Schwanengesang (German Edition)
Bevor du fragst, womit die Polizei die Fingerabdrücke verglichen hat: mit denen von den Dallas -DVDs, die du Melanie und Lizzy geschenkt hast.«
Gabriel zog eine Grimasse. »Das kommt also dabei heraus, wenn man anderen Menschen eine Freude machen will. Also gut, ich gebe zu, dass ich Charlottes PC aufgestellt und auch das Passwort notiert habe. Aber das ist schließlich kein Verbrechen.

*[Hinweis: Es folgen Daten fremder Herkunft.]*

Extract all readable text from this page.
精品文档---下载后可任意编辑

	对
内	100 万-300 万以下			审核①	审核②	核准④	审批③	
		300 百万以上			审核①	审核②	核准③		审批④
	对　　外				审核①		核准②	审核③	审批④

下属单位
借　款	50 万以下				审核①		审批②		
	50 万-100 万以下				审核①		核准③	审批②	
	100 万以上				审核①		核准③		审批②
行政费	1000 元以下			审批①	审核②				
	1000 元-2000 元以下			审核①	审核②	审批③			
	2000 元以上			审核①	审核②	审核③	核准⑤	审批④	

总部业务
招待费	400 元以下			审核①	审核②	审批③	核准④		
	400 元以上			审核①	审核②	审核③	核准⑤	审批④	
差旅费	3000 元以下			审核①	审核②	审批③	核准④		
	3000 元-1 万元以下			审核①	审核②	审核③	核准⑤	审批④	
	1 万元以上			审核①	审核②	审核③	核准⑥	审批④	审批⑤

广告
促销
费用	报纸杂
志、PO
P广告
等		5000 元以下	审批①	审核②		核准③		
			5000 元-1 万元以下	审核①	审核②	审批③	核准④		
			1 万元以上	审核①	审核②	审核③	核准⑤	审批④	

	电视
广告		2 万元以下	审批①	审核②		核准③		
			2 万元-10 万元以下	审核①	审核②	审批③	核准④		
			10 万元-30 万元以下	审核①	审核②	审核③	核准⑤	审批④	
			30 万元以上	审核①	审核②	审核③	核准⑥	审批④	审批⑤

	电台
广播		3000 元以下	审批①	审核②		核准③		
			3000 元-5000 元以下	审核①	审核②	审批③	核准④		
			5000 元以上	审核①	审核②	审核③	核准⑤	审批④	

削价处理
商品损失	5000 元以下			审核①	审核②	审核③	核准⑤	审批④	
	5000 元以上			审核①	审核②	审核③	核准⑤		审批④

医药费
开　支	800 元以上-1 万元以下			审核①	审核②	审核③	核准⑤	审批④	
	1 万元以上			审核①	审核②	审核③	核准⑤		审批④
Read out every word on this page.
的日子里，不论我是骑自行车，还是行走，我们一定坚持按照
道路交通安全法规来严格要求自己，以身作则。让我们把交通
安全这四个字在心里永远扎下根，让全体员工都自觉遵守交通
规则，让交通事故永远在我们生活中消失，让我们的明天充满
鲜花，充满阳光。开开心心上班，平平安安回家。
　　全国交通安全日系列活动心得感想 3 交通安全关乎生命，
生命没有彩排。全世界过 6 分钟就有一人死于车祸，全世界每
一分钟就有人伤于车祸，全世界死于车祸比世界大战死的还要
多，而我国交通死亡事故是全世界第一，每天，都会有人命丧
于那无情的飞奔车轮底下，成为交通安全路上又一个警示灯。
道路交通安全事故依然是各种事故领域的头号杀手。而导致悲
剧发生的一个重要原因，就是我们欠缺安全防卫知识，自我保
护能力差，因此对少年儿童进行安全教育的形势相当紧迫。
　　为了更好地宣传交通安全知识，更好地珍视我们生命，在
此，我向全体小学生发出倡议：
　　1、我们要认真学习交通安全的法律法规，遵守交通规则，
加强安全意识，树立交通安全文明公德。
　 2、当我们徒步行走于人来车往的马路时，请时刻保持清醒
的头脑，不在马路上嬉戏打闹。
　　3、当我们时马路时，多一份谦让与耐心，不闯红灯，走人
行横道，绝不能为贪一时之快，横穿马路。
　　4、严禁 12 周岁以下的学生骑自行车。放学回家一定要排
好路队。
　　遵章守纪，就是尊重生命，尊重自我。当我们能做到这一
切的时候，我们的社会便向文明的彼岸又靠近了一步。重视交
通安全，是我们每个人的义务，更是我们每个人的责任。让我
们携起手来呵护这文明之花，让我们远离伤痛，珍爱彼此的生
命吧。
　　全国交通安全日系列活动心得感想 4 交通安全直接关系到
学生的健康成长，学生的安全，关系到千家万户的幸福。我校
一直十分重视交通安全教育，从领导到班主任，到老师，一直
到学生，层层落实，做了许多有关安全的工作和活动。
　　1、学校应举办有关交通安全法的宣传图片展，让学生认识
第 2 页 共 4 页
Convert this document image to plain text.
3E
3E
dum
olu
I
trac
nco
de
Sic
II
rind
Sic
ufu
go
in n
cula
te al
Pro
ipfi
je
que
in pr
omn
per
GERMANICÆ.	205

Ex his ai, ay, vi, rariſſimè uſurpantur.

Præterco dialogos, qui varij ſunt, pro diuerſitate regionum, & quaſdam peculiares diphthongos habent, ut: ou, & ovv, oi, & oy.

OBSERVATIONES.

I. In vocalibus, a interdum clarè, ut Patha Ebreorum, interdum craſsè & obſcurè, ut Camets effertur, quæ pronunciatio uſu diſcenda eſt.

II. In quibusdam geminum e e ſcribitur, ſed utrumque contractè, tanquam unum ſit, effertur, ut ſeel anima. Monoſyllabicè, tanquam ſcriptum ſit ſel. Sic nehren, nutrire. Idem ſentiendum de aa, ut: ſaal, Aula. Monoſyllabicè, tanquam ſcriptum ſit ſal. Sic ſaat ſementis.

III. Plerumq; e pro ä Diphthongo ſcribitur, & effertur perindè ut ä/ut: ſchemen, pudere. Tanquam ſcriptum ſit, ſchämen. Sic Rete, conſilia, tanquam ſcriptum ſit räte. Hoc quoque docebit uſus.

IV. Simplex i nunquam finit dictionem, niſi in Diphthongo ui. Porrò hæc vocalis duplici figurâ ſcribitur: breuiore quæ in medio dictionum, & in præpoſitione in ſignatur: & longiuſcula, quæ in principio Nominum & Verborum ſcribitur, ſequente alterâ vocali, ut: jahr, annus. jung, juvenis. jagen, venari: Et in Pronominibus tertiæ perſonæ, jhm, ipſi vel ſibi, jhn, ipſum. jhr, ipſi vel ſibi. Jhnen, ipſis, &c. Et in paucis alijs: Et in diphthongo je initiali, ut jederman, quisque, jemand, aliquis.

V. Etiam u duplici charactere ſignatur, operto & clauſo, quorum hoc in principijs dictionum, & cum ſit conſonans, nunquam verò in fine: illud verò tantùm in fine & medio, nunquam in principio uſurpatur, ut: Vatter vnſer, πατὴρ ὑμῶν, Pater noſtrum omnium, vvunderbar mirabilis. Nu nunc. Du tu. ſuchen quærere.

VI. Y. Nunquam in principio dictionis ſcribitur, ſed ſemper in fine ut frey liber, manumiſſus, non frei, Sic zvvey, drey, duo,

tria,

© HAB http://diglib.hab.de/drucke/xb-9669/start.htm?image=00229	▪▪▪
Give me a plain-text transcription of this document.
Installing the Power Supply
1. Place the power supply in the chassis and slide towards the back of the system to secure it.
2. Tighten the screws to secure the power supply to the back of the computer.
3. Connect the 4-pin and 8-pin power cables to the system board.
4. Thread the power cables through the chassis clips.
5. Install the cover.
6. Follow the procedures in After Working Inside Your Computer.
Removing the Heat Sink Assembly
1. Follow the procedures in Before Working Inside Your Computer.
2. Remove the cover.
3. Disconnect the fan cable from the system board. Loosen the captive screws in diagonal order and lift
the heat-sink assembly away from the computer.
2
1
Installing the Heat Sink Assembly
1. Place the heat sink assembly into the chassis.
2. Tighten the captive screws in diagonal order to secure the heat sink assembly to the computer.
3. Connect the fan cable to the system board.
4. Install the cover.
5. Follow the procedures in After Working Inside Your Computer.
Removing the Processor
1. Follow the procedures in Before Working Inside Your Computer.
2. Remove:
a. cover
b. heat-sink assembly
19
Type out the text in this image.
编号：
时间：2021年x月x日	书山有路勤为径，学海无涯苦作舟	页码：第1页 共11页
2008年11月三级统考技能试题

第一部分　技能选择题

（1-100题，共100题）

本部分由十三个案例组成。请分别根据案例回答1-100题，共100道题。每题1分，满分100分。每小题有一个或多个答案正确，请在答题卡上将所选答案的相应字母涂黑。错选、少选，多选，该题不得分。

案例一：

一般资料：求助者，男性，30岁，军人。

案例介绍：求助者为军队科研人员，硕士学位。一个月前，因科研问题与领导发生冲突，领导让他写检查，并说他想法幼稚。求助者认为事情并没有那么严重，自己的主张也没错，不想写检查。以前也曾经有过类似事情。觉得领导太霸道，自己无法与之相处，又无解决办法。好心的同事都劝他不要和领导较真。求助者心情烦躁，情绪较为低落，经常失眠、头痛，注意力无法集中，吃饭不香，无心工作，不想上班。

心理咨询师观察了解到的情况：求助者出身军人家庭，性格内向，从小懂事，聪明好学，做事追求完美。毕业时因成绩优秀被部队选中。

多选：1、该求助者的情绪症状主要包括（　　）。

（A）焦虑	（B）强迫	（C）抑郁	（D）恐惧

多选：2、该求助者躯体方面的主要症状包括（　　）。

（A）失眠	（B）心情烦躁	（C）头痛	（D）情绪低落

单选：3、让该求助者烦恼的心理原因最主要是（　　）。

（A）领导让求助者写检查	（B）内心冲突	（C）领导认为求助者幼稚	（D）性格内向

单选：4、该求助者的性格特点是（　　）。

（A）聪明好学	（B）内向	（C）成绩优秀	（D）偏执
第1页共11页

Genauso wenig wie die Tatsache, dass ich deine Adresse auf den anderen Zettel geschrieben habe. Charlotte hatte mich darum gebeten, nachdem ich dich als Anwalt empfohlen hatte.«
»Nein, dieser Zettel diente nur einem Zweck: der Änderung von Johanna Reicherts Testament. Und die Testamentsänderung diente wiederum auch nur einem Zweck: um nachzuweisen, dass ich ein finanzielles Interesse an Johanna Reicherts Tod hatte.«
»Aber davon habe ich doch nichts gewusst!«, protestierte Gabriel.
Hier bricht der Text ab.